August 28, 2023

Finnish fund Greencode launches with €40m for digital climate tech startups

Greencode is targeting solutions that can have an impact within the 10 year lifespan of the fund

Freya Pratty

3 min read

Time is running out to move the needle on carbon emissions. According to the latest report from the Intergovernmental Panel on Climate Change (IPCC), we’ll need to cut CO2 emissions by 43% by the end of this decade to keep warming within 1.5C.

That’s something that Terhi Vapola, founding partner of new Finnish VC firm Greencode Ventures, says a lot of venture capital investments fail to recognise. 

“When you look at the VC ecosystem, we've seen a lot of European climate funds set up, but many of them are focusing on reduction potential by 2050,” she says. “Somebody ought to look at solutions, which we scale fast, so that we can work on the timeline that we have.”


Vapola is launching Greencode to do just that. It’s targeting solutions which it thinks can have an impact within the 10 year lifespan of the fund. 

It has closed €40m and is targeting a final close of €60-100m. Its LPs include Business Finland Venture Capital, Nordea Life Assurance Finland, Pohjola Insurance, OP Life Assurance Company, other institutional investors from the Nordics and family offices

The fund plans to write cheques up to €2m for seed and Series A rounds. It’ll back companies from Europe, with a particular focus on its home market, Finland. 

The Greencode team and thesis

Vapola previously founded Helen Ventures — the VC arm of Finnish energy firm Helen — and Greencode’s other founding partner Kaisa Hietala is an environmental scientist who’s gained a reputation for transforming industrial companies into more sustainable businesses. She worked with Finnish energy giant Neste to build its sustainable aviation fuel business (more on that debate here)

Greencode’s focus is digital climate tech startups. “We look at capital light, fast scalable business models, which tend to be digital but they can sometimes have hardware elements,” says Vapola.

The fund is looking to back digital and software solutions which help to optimise green alternatives in four areas: energy, mobility, the built environment and industry.

That could be things like B2B SaaS products to help optimise existing renewable energy infrastructure in wind farms or solar parks, Vapola says, or AI applications for environmental monitoring around flood and fire risks. 

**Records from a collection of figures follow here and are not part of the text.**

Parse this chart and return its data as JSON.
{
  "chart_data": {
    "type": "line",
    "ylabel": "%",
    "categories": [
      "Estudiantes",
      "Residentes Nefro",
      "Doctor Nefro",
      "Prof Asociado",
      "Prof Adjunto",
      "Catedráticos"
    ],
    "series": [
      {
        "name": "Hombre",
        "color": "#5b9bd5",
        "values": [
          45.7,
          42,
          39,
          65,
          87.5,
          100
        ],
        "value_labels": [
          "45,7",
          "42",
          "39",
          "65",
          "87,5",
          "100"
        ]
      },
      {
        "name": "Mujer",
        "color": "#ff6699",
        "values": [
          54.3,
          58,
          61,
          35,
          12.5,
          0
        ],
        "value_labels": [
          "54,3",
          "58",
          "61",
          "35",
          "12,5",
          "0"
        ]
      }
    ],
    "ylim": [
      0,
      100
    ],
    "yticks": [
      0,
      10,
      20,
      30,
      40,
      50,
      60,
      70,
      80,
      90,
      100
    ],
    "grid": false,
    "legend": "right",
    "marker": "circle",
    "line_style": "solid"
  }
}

Greencode’s first investment was into Supercritical, a carbon removal marketplace which secured a $13m Series A round in June this year. 

Vapola says she’d particularly like to see pitches from companies working on biodiversity accounting technologies — similar to the carbon accounting cohort aiming to track companies’ emissions, but now focused on their biodiversity impact too. 

Can digital businesses move the needle?

The extent to which software driven businesses can move the needle on climate change is an eternal debate in the climate tech world.


Many investors and climate activists are critical of “climate software” and argue that it is physical tech like fusion reactors, solar fields and wind turbines that we need. 

There is, however, a growing consensus that climate hardware will need software to run it — things like software to connect energy assets or sensors to monitor output in industries.

It’s an area VCs are turning their attention to. Alongside Greencode, Dutch VC SET Ventures is another fund focused on software businesses that can interact with hardware to bring climate gains.